Wednesday, February 25, 2009

It's getting better....slowly but surely....

So, this week is going better than prior weeks...which is a good sign. I'm a little stressed about some school projects but nothing I can't handle. There's is just this one project for my Etymology class that I don't understand how to do....hopefully I'll figure it out soon. I hate school projects. They stress me out so much. Unfortunately, I can't go to prom because I've already lost two dates...and I realized this past weekend that I won't have to money to buy my prom ticket so boo. Oh well, I'll get over it. So, this sunday while we were worshipping at Focus...something just all of a sudden hit me. I realized that I just needed to chill out...these past few weeks i've been stressing so much. I realized that I don't need that stress and worry because there is already someone worrying about it for me...God. I've been really insecure lately...but i don't need a boy to make me feel good. I've had a little infatuation with this guy...and ever since sunday i've just all of sudden been turned off by the idea. I mean he's a great guy, and I really like but I don't need a boy right now. I'm not ready for a boy right now.
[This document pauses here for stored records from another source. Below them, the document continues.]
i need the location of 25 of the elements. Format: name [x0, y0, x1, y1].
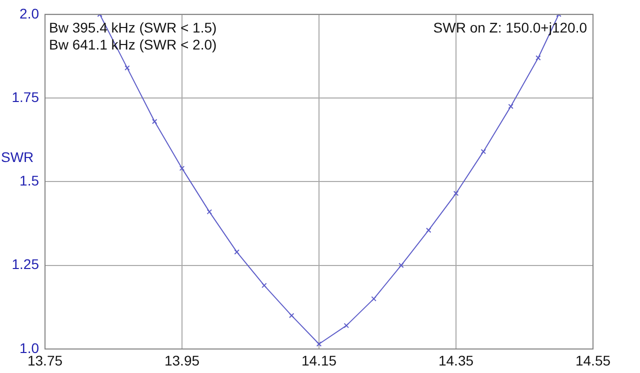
point: [288, 312, 294, 318]
point: [206, 209, 212, 214]
point: [398, 262, 404, 268]
point: [316, 341, 322, 347]
y-axis-title: SWR: [1, 149, 34, 166]
y-tick-label: 1.75: [12, 88, 40, 105]
y-tick-label: 1.25: [12, 256, 40, 272]
point: [480, 148, 486, 154]
point: [262, 282, 267, 288]
point: [234, 249, 240, 255]
point: [124, 65, 130, 71]
point: [453, 190, 459, 196]
x-tick-label: 14.15: [301, 352, 337, 368]
point: [152, 118, 158, 124]
y-tick-label: 2.0: [20, 5, 40, 22]
x-tick-label: 14.55: [575, 352, 611, 368]
point: [371, 296, 376, 302]
x-tick-label: 13.95: [164, 352, 200, 368]
point: [508, 104, 514, 110]
y-tick-label: 1.5: [20, 172, 40, 189]
point: [426, 228, 432, 233]
point: [179, 166, 185, 171]
point: [536, 55, 541, 61]
x-tick-label: 14.35: [438, 352, 474, 368]
point: [344, 322, 350, 328]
I need to focus on my priorities. It feels so good to realize that i don't have to set have to set high expectations for myself anymore. I always used to be so anal about everything I did, but now i've realized that no matter what...God is going to be there to catch me. I've always known that, but I've never really embraced it. Even though those chains have been broken for awhile, I've still been holding on for dear life. I don't need to anymore. I'm just going to jump off that cliff...and i may fall in the water correctly or i may smack my face straight on the surface of that water. I don't care anymore. I mean i care to an extent...but i know that no matter what happens...God is going to be there to pick me back up, and this time I'm going to let Him.